Kortom, alle waarden in de 2D-array bevatten de lengte van gemeenschappelijke subreeksen. Hiervan bevat de laatste cel de lengte van de langste gemeenschappelijke deelreeks.

implementatie in C++

#include<iostream>
using namespace std;
int lcs(string pattern_1, string pattern_2) {
  int m = pattern_1.size();
  int n = pattern_2.size();
  // dp will store solutions as the iteration goes on
  int dp[n + 1][m + 1];
  for (int i = 0; i & lt; n + 1; i++) {
    for (int j = 0; j & lt; m + 1; j++) {
      if (i == 0 || j == 0) {
        dp[i][j] = 0;
      } else if (pattern_2[i - 1] == pattern_1[j - 1]) {
        dp[i][j] = dp[i - 1][j - 1] + 1;
      } else {
        dp[i][j] = max(dp[i - 1][j], dp[i][j - 1]);
      }
    }
  }
  return dp[n][m];
}
int main() {
  string pattern_1 = "RGBGARGA";
  string pattern_2 = "BGRARG";
  cout<<"Length of LCS: "<<lcs(pattern_1, pattern_2)<<endl;
}

Output:

Length of LCS: 5

implementatie in Python

def lcs(pattern_1, pattern_2):
    m = len(pattern_1)
n = len(pattern_2)
# dp will store solutions as the iteration goes on
dp = [
    [None] * (n + 1) for item in range(m + 1)
]
for i in range(m + 1):
    for j in range(n + 1):
    if i == 0 or j == 0:
    dp[i][j] = 0
elif pattern_1[i - 1] == pattern_2[j - 1]:
    dp[i][j] = dp[i - 1][j - 1] + 1
else :
    dp[i][j] = max(dp[i - 1][j], dp[i][j - 1])
return dp[m][n]
pattern_1 = "RGBGARGA"
pattern_2 = "BGRARG"
print("Length of LCS: ", lcs(pattern_1, pattern_2))

Output:

Length of LCS: 5

Beide snaren hebben dus de langste gemeenschappelijke deelreeks van lengte 5.

Kort gezegd berekenen we elke taak eenvoudigweg één keer in de DP-methode in de DP-methode. Bij de recursieve methode kunnen we overlappende deelproblemen hebben.

In dit dynamische programmeeralgoritme gebruiken we een 2D-matrix. Er worden twee strings gegeven (neem aan dat beide lengte n hebben). De benodigde ruimte in de array is dan nx n. Als de tekenreeksen groot genoeg zijn, hebben we een voor geheugen geoptimaliseerde versie van de DP-oplossing nodig.

De vereenvoudigde logica die in de code is gebruikt, is:

  • Declareer een 2D-array DP[m][n].
  • Vul de eerste rij en eerste kolom van de DP-array met 0.
  • Neem i en j voor de iteratie.
  • Als patroon1[i] gelijk is aan patroon2[j], update dan DP[i][j] = DP[i-1][j-1] + 1
  • Als patroon1[i] niet gelijk is aan patroon2[j], dan zal DP[i][j] de maximale waarde zijn tussen DP[i-1][j] en DP[i][j-1].
  • Ga door totdat i en j m en n bereiken.
  • Het laatste element of DP[m-1][n-1] zal de lengte bevatten.
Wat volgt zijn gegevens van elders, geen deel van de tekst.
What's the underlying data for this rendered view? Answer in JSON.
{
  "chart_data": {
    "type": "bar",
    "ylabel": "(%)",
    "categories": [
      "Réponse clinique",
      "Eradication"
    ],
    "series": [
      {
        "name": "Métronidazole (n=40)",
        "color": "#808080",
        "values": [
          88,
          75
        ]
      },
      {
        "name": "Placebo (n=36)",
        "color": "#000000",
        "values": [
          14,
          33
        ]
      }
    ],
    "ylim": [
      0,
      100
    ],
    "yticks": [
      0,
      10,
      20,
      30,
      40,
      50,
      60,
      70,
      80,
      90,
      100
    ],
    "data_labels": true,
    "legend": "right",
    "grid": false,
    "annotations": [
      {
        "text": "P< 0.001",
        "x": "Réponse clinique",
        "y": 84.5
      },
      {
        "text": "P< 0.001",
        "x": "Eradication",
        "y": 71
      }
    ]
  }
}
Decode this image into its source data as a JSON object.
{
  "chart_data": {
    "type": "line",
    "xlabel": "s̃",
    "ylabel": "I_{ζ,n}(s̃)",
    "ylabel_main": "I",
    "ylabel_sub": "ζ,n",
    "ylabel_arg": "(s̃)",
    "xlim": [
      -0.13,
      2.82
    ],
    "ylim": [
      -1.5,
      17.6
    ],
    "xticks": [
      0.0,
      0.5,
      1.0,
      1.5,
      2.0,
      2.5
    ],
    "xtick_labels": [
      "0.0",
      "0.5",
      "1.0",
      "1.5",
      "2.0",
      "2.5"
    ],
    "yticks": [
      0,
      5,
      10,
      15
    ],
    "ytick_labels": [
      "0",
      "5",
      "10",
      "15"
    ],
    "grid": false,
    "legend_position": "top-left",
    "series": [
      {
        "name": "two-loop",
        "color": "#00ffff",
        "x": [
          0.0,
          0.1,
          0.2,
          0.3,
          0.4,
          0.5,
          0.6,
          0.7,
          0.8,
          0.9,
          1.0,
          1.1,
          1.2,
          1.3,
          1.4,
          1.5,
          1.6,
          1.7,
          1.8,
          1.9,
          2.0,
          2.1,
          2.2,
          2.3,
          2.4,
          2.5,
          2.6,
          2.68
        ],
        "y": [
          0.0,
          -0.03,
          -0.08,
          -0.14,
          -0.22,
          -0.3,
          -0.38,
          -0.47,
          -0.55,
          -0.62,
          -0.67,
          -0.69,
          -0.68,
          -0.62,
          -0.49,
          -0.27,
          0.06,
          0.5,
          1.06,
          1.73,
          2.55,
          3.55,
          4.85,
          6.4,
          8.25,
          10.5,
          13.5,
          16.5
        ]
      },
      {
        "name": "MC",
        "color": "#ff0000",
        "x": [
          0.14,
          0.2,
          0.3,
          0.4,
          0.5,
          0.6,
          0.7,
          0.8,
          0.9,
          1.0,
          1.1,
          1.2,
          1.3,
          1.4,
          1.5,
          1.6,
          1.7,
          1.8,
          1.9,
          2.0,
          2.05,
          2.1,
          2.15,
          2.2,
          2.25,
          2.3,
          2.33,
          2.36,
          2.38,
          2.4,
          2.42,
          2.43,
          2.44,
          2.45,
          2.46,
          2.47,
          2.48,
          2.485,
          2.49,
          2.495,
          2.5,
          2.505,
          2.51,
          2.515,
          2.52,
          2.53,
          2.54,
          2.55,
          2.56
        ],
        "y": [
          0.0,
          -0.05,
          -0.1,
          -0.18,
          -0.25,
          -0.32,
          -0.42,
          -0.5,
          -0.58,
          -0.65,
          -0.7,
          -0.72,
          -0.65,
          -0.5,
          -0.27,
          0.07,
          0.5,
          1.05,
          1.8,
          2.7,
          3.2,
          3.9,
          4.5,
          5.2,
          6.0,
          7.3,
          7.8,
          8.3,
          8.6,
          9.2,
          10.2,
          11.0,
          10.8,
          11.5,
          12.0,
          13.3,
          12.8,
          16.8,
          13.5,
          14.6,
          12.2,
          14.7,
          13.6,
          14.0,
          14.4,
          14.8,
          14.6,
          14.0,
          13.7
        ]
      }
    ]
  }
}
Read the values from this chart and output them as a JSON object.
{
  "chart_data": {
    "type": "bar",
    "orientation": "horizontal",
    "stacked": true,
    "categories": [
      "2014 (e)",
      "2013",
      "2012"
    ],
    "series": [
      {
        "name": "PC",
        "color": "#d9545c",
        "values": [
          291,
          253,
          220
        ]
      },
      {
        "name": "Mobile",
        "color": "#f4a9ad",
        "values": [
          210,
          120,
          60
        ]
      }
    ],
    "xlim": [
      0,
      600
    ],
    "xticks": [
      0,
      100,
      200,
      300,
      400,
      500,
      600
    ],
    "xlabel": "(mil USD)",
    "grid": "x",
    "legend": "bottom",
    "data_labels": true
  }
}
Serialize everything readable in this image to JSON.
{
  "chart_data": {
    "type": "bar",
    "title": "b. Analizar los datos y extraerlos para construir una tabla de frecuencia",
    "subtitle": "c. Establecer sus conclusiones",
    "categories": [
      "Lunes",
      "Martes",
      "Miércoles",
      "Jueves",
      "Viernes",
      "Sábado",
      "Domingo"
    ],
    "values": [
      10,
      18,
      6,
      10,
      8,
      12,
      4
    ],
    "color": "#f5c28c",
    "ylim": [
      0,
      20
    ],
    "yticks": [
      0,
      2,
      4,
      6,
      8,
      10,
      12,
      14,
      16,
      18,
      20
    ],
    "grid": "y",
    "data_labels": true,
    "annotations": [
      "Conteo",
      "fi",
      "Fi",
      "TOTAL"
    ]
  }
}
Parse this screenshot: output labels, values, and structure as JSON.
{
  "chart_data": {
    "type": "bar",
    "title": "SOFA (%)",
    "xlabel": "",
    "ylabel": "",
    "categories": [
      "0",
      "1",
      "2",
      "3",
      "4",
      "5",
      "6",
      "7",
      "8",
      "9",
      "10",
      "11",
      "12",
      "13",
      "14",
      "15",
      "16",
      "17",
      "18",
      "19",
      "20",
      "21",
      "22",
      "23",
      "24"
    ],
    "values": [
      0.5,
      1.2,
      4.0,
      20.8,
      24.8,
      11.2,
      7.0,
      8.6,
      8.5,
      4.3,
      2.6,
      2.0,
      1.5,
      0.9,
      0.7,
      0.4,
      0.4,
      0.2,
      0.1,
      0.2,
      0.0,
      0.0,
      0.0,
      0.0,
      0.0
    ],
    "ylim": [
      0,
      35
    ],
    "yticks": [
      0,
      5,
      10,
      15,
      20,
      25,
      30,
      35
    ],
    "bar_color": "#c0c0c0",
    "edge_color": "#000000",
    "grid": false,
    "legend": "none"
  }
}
Hier wordt het geadresseerd als DP[m-1][n-1], omdat de array-index begint vanaf 0.

Samenvatting

  • De DP-methode heeft een lagere tijdcomplexiteit: O(mn), waarbij m en n de lengte van de invoerstring of -array zijn.
  • DP is een snellere aanpak dan de recursieve, met de tijdcomplexiteit van O(n*2m).
  • Dynamische programmering (DP) is niet geheugengeoptimaliseerd. We gebruikten een 2D-array met de lengte m*n. De ruimtecomplexiteit is dus (m*n).
  • Bij de recursieve methode zal in het slechtste geval het grootste geheugen dat het in beslag zal nemen m+n zijn, in feite de totale lengte van de ingevoerde string.
  • De moderne computer van vandaag is voldoende om deze hoeveelheid geheugen te verwerken.